What’s In Season This May/June?
By
5 months ago
It's time to get crafty with asparagus, tomatoes and more
The sun is finally showing its face, which means it’s time to start embracing all the early summer produce. Here our plant-based columnist Bettina Campolucci-Bordi shares what she’s excited to eat and cook this month, from fresh tomatoes to summer berries. Read on for a guide to what’s in season this May and June, plus a recipe to try.
Seasonal Fruits and Vegetables For Spring/Summer In The UK
The city is buzzing. The difference is remarkable when the sun shines. It is almost like a veil is lifted and everything comes to life. It’s electric and completely infectious. You can hear and feel the buzz! London is one of my favourite cities and one of the best to spend a summer in. I visited my farmer’s market this past Saturday and the vegetable stalls were brimming with this season’s asparagus, our first strawberries, glistening tomatoes, plenty of greens and flowers that bring joy. May is the month of happiness, alfresco dining, picnics and balmy evenings out.
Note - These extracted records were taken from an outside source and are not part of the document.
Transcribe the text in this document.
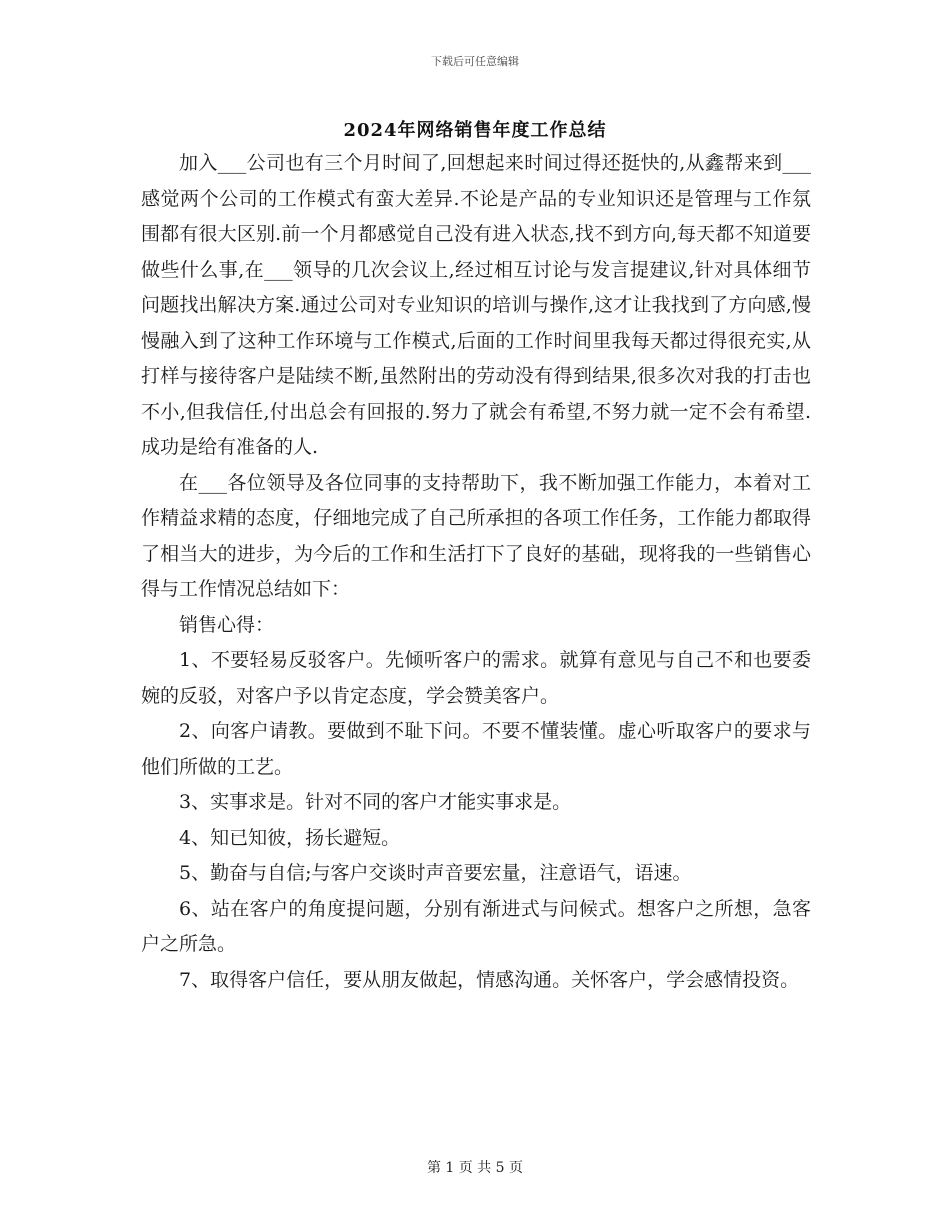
下载后可任意编辑
2024年网络销售年度工作总结

加入___公司也有三个月时间了,回想起来时间过得还挺快的,从鑫帮来到___感觉两个公司的工作模式有蛮大差异.不论是产品的专业知识还是管理与工作氛围都有很大区别.前一个月都感觉自己没有进入状态,找不到方向,每天都不知道要做些什么事,在___领导的几次会议上,经过相互讨论与发言提建议,针对具体细节问题找出解决方案.通过公司对专业知识的培训与操作,这才让我找到了方向感,慢慢融入到了这种工作环境与工作模式,后面的工作时间里我每天都过得很充实,从打样与接待客户是陆续不断,虽然附出的劳动没有得到结果,很多次对我的打击也不小,但我信任,付出总会有回报的.努力了就会有希望,不努力就一定不会有希望.成功是给有准备的人.

在___各位领导及各位同事的支持帮助下，我不断加强工作能力，本着对工作精益求精的态度，仔细地完成了自己所承担的各项工作任务，工作能力都取得了相当大的进步，为今后的工作和生活打下了良好的基础，现将我的一些销售心得与工作情况总结如下：

销售心得：

1、不要轻易反驳客户。先倾听客户的需求。就算有意见与自己不和也要委婉的反驳，对客户予以肯定态度，学会赞美客户。

2、向客户请教。要做到不耻下问。不要不懂装懂。虚心听取客户的要求与他们所做的工艺。

3、实事求是。针对不同的客户才能实事求是。

4、知已知彼，扬长避短。

5、勤奋与自信;与客户交谈时声音要宏量，注意语气，语速。

6、站在客户的角度提问题，分别有渐进式与问候式。想客户之所想，急客户之所急。

7、取得客户信任，要从朋友做起，情感沟通。关怀客户，学会感情投资。

第 1 页 共 5 页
What’s In Season This May?
May is a bountiful month for fresh seasonal fruit and veg. Make the most of the short asparagus season by steaming, griddling or roasting the tenderstems. Add fresh colour to your meals with red peppers and sweet Piccolo tomatoes, while leafy spinach and spring greens are perfect for using in soups or vegetarian pies. I think portable foods will be the thing in May. Picnics, gardens, friends, parks and long walks in nature where you can enjoy a portable treat.
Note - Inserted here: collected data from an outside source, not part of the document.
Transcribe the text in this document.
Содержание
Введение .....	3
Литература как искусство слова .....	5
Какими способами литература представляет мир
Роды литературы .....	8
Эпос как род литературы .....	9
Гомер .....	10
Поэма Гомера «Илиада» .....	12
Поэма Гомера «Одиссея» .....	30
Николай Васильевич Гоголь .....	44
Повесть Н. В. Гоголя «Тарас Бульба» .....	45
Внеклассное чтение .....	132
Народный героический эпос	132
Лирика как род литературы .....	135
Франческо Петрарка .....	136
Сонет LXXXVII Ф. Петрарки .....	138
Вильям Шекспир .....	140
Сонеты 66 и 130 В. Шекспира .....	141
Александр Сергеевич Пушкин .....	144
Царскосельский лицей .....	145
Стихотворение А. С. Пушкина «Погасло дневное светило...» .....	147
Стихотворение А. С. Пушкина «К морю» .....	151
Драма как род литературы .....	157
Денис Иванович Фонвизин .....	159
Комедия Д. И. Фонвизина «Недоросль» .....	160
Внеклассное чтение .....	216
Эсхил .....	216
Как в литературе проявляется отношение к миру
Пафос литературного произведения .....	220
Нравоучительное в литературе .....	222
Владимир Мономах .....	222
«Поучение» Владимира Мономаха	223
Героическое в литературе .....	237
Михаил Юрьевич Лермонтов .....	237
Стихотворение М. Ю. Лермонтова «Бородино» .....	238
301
Also with warmer weather, grilling season is just around the corner. What better to grill than fresh produce? While you’re at the grocery store, make sure to pick up some of these in season fruits and veggies. Knowing which fresh produce items are in season when you head to the grocery store can not only save you money, but also means that you’ll be enjoying fruits and veggies at their peak.
One of my favourite recipes is this bread dipping oil as it works well for BBQs, picnics, alfresco dining and includes fresh herbs and my favourites: tomatoes.
Recipe: Bread Dipping Oil
I urge you to delve into the vibrant and zesty flavors of this dipping oil, an effortlessly easy yet strikingly flavorful appetiser. Each spoonful bursts with the freshness of grated tomato and peppers, enlivened by the citrusy zest and juice of lemon, a handful of fresh herbs, and a warming touch of aleppo chili. Served with slices of baguette for dipping, this delicious creation is a delightful way to kick off any meal or gathering. I hope you enjoy!
Makes 2-4 servings
Ingredients:
- 1 large tomato
- 2 mini or normal sized peppers, mix of colours if available
- 1 big clove garlic
- Juice & zest of 1 lemon
- 20g fresh dill, chopped
- 20g flat leaf parsley, chopped
- 50ml Onsuri olive oil
- Pinch of aleppo chili
- Salt & pepper to taste
- 1 baguette, sliced
Method:
- Grate the tomato into a bowl, then grate in the peppers and the garlic.
- Now zest the lemon into the bowl, then slice in half and add the juice of the lemon along with the chopped dill and parsley.
- Pour in the Onsuri olive oil and add the chilli, salt & pepper.
- Stir to combine and enjoy with some sliced baguette to dip in!